The Akilam nine  is one of the sub-sections of Akilathirattu Ammanai the Primary scripture of Ayyavazhi. It describes the events taking place immediately before and at the time of incarnation of Vaikundar in the world.

Discussions with Vyakarar
Thirumal discussed with Isurar regarding his birth in the world. After that he called the saint Vyakarar and inquired about the events that took place in the world from the beginnings and also the events that will take place till the end of times. After Vyakarar detailed about these events, he inscribed those in a stone in the Kayilai.

Saints in Tiruchendur
As per the instructions given by Thirumal, many saints reached Chendur with him.
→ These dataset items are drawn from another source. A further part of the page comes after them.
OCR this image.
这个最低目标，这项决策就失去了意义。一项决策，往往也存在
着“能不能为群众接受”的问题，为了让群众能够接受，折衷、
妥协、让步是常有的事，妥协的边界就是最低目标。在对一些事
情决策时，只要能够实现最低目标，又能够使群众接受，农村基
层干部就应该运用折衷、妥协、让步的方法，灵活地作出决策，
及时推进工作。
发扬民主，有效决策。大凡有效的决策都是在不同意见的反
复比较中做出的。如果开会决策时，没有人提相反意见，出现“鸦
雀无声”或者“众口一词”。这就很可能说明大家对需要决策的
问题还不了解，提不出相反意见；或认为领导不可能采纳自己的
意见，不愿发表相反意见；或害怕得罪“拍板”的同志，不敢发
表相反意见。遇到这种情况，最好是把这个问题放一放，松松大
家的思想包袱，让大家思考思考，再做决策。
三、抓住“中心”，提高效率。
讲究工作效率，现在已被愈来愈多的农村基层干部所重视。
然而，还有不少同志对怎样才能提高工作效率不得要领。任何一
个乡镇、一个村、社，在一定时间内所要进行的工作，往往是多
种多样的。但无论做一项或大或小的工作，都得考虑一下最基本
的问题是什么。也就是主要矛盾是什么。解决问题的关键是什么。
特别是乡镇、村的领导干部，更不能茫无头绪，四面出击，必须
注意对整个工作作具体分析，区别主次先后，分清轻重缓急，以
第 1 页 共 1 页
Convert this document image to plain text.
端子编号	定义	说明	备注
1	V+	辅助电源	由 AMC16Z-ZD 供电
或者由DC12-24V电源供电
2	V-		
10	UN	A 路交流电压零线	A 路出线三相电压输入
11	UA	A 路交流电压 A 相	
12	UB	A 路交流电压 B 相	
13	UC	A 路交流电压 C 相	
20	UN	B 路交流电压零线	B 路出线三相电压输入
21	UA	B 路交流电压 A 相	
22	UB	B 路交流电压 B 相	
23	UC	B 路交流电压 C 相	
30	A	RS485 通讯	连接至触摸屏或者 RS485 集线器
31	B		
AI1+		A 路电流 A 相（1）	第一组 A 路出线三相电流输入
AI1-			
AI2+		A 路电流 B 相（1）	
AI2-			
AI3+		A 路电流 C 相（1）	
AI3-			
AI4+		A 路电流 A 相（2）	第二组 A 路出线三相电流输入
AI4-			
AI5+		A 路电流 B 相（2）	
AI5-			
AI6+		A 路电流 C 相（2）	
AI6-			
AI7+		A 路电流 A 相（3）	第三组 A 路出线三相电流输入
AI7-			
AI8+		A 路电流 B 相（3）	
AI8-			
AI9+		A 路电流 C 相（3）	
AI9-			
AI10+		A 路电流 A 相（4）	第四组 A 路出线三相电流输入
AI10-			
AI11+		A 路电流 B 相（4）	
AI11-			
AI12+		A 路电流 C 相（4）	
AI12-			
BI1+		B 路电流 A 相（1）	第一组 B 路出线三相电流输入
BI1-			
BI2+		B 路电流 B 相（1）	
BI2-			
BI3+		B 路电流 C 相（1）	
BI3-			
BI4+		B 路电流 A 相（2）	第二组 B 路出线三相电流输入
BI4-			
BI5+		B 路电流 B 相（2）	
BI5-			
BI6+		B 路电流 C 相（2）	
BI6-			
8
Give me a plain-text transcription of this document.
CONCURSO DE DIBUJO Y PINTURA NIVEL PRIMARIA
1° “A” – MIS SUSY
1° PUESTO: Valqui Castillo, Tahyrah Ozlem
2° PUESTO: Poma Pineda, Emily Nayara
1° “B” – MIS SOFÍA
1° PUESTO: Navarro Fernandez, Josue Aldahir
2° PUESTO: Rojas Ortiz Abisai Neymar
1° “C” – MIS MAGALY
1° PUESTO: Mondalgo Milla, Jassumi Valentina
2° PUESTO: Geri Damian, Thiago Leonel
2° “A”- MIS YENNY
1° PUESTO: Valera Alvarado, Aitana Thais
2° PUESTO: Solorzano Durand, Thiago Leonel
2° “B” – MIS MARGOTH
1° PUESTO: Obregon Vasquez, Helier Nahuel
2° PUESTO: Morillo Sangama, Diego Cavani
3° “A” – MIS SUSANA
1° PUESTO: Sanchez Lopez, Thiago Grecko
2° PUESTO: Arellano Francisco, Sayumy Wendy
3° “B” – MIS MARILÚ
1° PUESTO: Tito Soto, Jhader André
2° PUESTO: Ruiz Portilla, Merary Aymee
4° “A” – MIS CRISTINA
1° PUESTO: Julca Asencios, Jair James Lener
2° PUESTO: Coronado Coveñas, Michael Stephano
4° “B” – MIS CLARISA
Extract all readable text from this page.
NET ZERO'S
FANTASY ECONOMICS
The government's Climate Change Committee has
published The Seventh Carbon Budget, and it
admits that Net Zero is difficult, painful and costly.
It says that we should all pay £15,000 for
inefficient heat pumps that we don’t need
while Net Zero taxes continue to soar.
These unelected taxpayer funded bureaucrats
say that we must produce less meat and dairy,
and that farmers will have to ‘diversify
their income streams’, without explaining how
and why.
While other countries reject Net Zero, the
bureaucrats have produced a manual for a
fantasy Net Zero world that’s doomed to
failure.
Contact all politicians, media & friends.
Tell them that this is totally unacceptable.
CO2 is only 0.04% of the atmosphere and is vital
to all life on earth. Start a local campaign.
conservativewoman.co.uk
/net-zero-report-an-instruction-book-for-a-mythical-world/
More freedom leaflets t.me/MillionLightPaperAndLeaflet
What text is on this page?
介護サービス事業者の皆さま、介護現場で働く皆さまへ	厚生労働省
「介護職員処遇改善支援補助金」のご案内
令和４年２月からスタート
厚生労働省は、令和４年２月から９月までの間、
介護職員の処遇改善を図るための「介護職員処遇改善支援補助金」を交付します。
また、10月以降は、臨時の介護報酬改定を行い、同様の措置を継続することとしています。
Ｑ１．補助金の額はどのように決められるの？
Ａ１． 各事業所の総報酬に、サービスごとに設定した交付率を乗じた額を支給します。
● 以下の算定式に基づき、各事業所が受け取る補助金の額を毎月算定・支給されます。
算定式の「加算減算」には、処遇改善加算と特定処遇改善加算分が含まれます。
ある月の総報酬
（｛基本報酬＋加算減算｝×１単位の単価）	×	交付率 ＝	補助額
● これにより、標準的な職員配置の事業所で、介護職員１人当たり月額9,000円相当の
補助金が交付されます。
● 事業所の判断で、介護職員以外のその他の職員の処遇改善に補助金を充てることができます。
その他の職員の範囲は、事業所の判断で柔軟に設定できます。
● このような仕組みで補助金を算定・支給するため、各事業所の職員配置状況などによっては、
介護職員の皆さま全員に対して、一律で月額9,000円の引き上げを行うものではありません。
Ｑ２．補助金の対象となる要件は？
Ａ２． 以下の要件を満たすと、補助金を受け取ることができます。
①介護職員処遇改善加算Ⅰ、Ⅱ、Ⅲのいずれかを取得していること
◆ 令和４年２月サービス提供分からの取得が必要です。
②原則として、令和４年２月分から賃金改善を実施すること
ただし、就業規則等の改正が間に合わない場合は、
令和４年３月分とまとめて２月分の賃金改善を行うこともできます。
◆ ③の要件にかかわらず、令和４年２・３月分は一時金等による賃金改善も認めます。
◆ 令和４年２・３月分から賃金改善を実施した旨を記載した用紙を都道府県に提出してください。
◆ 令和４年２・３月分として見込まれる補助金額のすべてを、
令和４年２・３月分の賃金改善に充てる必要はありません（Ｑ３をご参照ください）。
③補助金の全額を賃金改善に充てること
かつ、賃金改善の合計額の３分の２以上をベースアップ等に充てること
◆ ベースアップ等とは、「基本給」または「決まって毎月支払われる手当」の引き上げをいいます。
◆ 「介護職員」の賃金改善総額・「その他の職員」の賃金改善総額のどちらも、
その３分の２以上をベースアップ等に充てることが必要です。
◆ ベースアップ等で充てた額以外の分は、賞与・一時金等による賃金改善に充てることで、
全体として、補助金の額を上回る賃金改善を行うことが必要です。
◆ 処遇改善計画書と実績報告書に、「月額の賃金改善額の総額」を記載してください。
After this, Thirumal beget a child in the ocean and sent him into the land of Detchanam for the purpose of destroying Kali. Seeing the arrival of Thirumal in Chendur, Arumugan gave him a warm welcome and requested that everyone stay back in Chendur. Hearing this, Narayanar appreciated the rule of Murugan and called him son-in-law. He then spoke with Isar and reached the shores of Thiruchendur sea.

Incarnation of Vaikundar
When the day came, In Kali yuga, the Lord Narayana himself incarnated as Vaikundar during an encounter with a deity Goddess Lakshmi, he was beget inside the sea and arose from the sea of Tiruchendur on Kollam Year 1008 at 20th day of Tamil Month Masi (1 March 1833 CE, Friday). Lord Vaikundar was born out of the sea of Tiruchendur and Thirumal gave him the fourth Vinchai. Vaikundar took the human form as Pantaram at Tharuvaiyur near seashore, this is considered a unique avatar.